Across the South and across the world, the fire has not gone out. Organizations such as the Black Voters Matter Fund, the Southern Movement Assembly, and the Poor People’s Campaign are doing the daily work of resurrecting democracy from the ground up. They organize voter defense, community power, and mutual aid in the same regions where the empire once enforced slavery and now enforces austerity. Their struggle mirrors that of movements across the Global South—workers in Argentina resisting IMF diktats, farmers in India fighting corporate land grabs, Palestinians and Haitians confronting occupation. The geography differs, but the enemy is one and the same.

In Mississippi, the Jackson People’s Assembly continues to construct participatory structures of governance outside the bourgeois order—proof that power can be exercised without permission from the ruling class. The Red Nation links Indigenous liberation to anti-imperialist struggle across the hemisphere, while the Black Alliance for Peace exposes the colonial nature of U.S. policing at home and abroad. These are not “interest groups” but nodes of an emerging counterpower, rooted in the same soil that birthed every past revolution. They are living proof that the fight for the vote, when stripped of its liberal trappings, becomes the fight for sovereignty.

The tactics must evolve accordingly. First, strike where the money hides. The same hedge funds and private equity firms that bankroll the Federalist Society also own stakes in Warner Bros Discovery, CNN’s parent conglomerate. Targeted divestment campaigns can expose the corporate lifelines behind judicial counterinsurgency. Second, defend the vote as direct community action, not a spectator sport. Local mutual-aid defense hubs—offering transportation to polls, legal assistance for the arrested, and digital security for organizers—can transform elections into training grounds for solidarity. Third, build a proletarian cyber-resistance to counter the algorithmic suppression of dissent: open-source platforms, encrypted networks, and independent media must replace the pipelines of corporate censorship. And finally, spread political education like wildfire. Study circles, teach-ins, and street schools can unmask the judiciary as what it truly is: a class instrument of empire.

Every social advance in this country has been won not through pleading but through organization. The right to unionize, to strike, to live free of chains—none of it was granted; it was seized. The defense of the ballot must follow the same principle.
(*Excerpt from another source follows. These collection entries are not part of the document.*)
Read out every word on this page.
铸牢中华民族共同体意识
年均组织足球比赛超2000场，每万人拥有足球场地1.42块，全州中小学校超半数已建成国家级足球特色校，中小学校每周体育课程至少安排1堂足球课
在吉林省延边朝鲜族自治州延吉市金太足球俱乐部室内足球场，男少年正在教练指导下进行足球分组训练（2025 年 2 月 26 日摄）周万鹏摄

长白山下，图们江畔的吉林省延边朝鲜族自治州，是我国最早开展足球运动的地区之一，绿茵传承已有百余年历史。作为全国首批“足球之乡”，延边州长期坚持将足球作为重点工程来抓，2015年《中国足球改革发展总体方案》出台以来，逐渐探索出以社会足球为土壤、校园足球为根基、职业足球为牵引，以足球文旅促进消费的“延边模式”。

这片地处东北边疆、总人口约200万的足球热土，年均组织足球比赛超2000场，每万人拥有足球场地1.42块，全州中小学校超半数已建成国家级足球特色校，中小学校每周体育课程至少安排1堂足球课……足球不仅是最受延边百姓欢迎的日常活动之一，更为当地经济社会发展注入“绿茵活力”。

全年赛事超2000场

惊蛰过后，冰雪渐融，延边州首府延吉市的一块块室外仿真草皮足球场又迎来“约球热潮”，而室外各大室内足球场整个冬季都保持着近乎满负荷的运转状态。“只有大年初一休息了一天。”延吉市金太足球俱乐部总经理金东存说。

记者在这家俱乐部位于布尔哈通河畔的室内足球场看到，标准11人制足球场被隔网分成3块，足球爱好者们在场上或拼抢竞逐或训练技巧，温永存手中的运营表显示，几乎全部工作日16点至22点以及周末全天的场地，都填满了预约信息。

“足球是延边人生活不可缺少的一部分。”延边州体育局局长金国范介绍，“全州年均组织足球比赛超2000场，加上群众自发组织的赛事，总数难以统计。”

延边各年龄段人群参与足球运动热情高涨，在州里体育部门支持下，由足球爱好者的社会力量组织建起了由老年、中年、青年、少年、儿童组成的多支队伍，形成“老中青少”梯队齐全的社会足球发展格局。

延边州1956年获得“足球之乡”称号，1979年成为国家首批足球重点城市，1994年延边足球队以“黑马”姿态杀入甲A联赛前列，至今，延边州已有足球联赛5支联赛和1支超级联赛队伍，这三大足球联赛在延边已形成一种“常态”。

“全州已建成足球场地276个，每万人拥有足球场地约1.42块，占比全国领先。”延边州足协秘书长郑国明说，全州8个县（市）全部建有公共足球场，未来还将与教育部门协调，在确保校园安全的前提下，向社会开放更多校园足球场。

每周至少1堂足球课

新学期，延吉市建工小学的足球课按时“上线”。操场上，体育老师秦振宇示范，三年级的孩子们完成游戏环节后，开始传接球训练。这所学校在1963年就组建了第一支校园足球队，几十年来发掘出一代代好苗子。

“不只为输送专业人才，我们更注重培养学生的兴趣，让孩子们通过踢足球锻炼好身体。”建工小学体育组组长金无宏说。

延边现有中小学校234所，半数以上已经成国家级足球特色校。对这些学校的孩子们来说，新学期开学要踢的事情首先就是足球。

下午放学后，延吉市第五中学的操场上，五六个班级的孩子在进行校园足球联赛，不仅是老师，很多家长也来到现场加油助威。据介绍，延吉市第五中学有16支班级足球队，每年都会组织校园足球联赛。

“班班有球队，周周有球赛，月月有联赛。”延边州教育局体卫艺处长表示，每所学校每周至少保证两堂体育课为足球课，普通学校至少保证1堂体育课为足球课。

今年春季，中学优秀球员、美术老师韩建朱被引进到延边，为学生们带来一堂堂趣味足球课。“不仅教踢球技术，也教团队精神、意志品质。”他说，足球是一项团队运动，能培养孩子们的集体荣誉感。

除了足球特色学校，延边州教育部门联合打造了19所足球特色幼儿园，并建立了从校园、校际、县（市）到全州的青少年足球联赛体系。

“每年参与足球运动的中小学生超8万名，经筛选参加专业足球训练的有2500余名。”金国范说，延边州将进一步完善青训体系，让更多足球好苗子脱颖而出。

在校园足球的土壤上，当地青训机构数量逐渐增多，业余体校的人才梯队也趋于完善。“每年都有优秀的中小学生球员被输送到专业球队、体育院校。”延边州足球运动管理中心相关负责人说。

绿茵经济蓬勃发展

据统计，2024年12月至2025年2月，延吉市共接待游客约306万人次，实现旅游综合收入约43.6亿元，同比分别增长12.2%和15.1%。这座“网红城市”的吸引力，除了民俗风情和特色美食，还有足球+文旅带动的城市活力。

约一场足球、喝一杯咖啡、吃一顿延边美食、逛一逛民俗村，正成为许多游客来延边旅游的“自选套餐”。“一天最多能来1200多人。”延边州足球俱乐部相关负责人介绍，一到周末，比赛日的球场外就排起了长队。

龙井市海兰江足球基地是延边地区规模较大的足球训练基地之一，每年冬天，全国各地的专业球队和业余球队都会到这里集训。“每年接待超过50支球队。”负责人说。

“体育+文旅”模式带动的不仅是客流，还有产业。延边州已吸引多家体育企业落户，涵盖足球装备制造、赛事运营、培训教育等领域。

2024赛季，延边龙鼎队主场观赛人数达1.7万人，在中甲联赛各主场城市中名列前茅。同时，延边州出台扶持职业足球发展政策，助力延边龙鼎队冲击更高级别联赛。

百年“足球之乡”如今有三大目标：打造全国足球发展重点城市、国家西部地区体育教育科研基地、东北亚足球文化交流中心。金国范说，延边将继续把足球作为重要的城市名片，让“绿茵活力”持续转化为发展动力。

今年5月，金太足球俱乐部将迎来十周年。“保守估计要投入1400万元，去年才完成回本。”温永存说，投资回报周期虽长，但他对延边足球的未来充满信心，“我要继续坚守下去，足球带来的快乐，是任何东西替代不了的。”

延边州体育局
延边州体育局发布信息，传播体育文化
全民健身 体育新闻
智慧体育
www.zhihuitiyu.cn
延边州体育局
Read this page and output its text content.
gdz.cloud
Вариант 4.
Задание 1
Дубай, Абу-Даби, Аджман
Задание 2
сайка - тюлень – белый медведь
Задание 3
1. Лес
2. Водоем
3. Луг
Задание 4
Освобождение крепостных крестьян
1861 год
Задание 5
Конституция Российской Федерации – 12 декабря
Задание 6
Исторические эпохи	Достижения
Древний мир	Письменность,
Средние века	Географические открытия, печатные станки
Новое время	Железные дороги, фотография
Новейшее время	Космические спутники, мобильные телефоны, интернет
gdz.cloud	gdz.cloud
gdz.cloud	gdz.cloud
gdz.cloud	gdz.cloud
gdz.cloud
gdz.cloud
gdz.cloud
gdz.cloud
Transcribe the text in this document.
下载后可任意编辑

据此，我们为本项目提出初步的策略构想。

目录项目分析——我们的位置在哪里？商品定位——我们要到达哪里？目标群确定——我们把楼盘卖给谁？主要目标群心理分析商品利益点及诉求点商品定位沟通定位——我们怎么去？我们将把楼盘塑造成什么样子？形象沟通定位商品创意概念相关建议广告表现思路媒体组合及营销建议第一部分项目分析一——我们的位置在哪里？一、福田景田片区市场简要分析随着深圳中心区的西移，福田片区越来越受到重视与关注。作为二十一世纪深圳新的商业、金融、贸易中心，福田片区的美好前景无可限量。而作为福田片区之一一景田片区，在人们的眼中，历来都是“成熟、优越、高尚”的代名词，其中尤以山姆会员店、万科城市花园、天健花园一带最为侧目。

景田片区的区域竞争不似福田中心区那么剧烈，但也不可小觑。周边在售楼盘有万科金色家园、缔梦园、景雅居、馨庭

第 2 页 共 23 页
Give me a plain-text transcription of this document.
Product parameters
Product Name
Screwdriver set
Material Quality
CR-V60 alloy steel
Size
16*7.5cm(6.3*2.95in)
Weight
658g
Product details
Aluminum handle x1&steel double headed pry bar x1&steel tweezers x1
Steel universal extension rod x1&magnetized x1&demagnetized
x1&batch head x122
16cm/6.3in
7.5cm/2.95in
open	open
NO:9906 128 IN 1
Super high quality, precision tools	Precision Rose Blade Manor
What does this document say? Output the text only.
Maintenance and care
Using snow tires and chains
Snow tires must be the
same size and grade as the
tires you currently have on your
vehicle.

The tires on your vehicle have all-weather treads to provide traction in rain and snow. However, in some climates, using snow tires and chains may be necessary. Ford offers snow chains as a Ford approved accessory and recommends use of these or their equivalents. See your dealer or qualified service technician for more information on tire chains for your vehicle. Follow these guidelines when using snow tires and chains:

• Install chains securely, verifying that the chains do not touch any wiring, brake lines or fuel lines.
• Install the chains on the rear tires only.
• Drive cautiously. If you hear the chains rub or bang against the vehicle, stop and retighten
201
The courts can void laws, but they cannot void the people. From the rural South to the industrial North, from the colonized reservations to the urban barrios, a new political consciousness is germinating: the understanding that representation without power is bondage by another name. The people must not only reclaim the franchise; they must reclaim the very capacity to govern themselves.

This is the threshold of a new epoch. As the empire’s mask slips, those who have suffered the longest see most clearly what must be done. The task before the global working class and the colonized nations is not to patch the machinery of liberal democracy but to build a new architecture of freedom altogether—a structure rooted in cooperation, solidarity, and self-determination. The struggle for the vote is the seed; the struggle for liberation is the harvest. What is collapsing before us is not democracy but domination. And when the dust settles, the choice will not be between left or right, red or blue, Court or Congress—it will be between empire and humanity.